Lieutenant general of the People's Liberation Army Air Force

Zhang Yihu (张义瑚; born 1962) is a lieutenant general (zhong jiang) of the People's Liberation Army Air Force (PLAAF) of China. He has served as deputy commander of the Central Theater Command since 2016. He formerly served as commander of the Lanzhou Military Region Air Force and deputy commander of the Lanzhou MR.

==Biography==
Zhang Yihu was born in 1962 in Lianyungang, Jiangsu Province. He enlisted in the PLAAF in 1980, serving in the Nanjing Military Region Air Force. He rose to a regimental leader in the 3rd Fighter Division of the PLAAF, and was the commander of the air force squad in the 1999 Chinese National Day Parade.
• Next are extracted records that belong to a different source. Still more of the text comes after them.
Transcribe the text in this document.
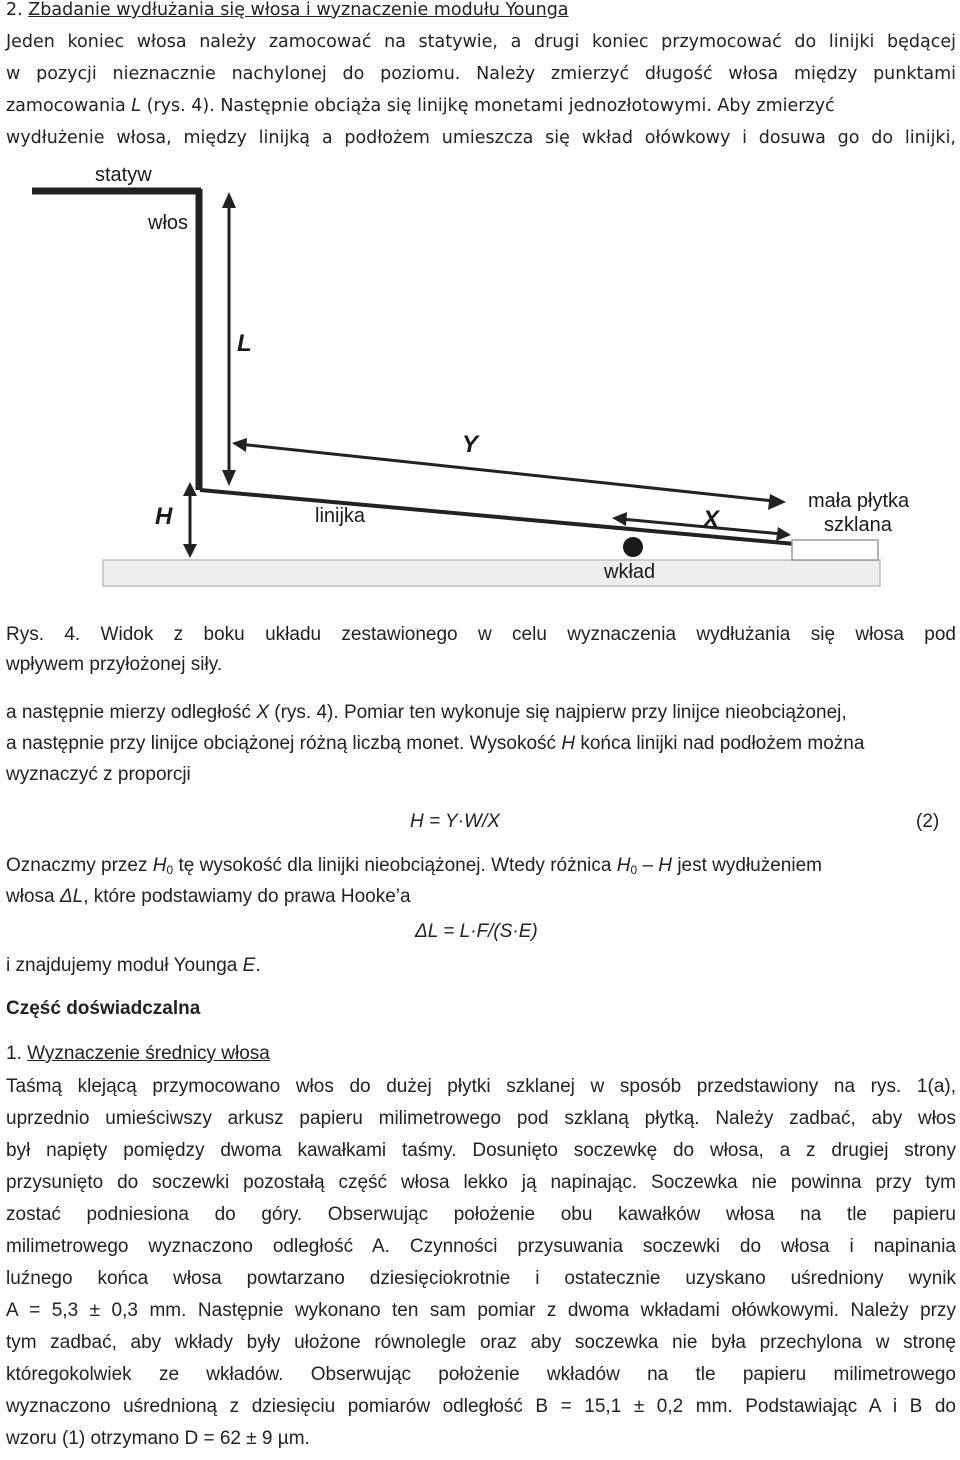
2. Zbadanie wydłużania się włosa i wyznaczenie modułu Younga
Jeden koniec włosa należy zamocować na statywie, a drugi koniec przymocować do linijki będącej
w pozycji nieznacznie nachylonej do poziomu. Należy zmierzyć długość włosa między punktami
zamocowania L (rys. 4). Następnie obciąża się linijkę monetami jednozłotowymi. Aby zmierzyć
wydłużenie włosa, między linijką a podłożem umieszcza się wkład ołówkowy i dosuwa go do linijki,
statyw
włos
L
Y
H	linijka	X
mała płytka
szklana
wkład
Rys. 4. Widok z boku układu zestawionego w celu wyznaczenia wydłużania się włosa pod
wpływem przyłożonej siły.
a następnie mierzy odległość X (rys. 4). Pomiar ten wykonuje się najpierw przy linijce nieobciążonej,
a następnie przy linijce obciążonej różną liczbą monet. Wysokość H końca linijki nad podłożem można
wyznaczyć z proporcji
H = Y·W/X	(2)
Oznaczmy przez $H_0$ tę wysokość dla linijki nieobciążonej. Wtedy różnica $H_0$ – H jest wydłużeniem
włosa ΔL, które podstawiamy do prawa Hooke’a
ΔL = L·F/(S·E)
i znajdujemy moduł Younga E.
Część doświadczalna
1. Wyznaczenie średnicy włosa
Taśmą klejącą przymocowano włos do dużej płytki szklanej w sposób przedstawiony na rys. 1(a),
uprzednio umieściwszy arkusz papieru milimetrowego pod szklaną płytką. Należy zadbać, aby włos
był napięty pomiędzy dwoma kawałkami taśmy. Dosunięto soczewkę do włosa, a z drugiej strony
przysunięto do soczewki pozostałą część włosa lekko ją napinając. Soczewka nie powinna przy tym
zostać podniesiona do góry. Obserwując położenie obu kawałków włosa na tle papieru
milimetrowego wyznaczono odległość A. Czynności przysuwania soczewki do włosa i napinania
luźnego końca włosa powtarzano dziesięciokrotnie i ostatecznie uzyskano uśredniony wynik
A = 5,3 ± 0,3 mm. Następnie wykonano ten sam pomiar z dwoma wkładami ołówkowymi. Należy przy
tym zadbać, aby wkłady były ułożone równolegle oraz aby soczewka nie była przechylona w stronę
któregokolwiek ze wkładów. Obserwując położenie wkładów na tle papieru milimetrowego
wyznaczono uśrednioną z dziesięciu pomiarów odległość B = 15,1 ± 0,2 mm. Podstawiając A i B do
wzoru (1) otrzymano D = 62 ± 9 µm.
In 2002, Zhang became commander of the 33rd Fighter Division. He was promoted to deputy chief of staff of the Chengdu Military Region Air Force in July 2008, and assistant chief of staff of the PLAAF a year later. He was then appointed chief of staff of the Lanzhou Military Region Air Force (MRAF) in July 2010, and chief of staff of the Beijing Military Region Air Force in May 2011. In July 2013, he was promoted to commander of the Lanzhou MRAF and deputy commander of the Lanzhou MR.

In January 2016, Zhang was appointed deputy commander of the newly established Central Theater Command.

Zhang attained the rank of major general in July 2009 and lieutenant general on 16 July 2014. He was one of the youngest lieutenant generals in the PLAAF, along with Ma Zhenjun and Huang Guoxian.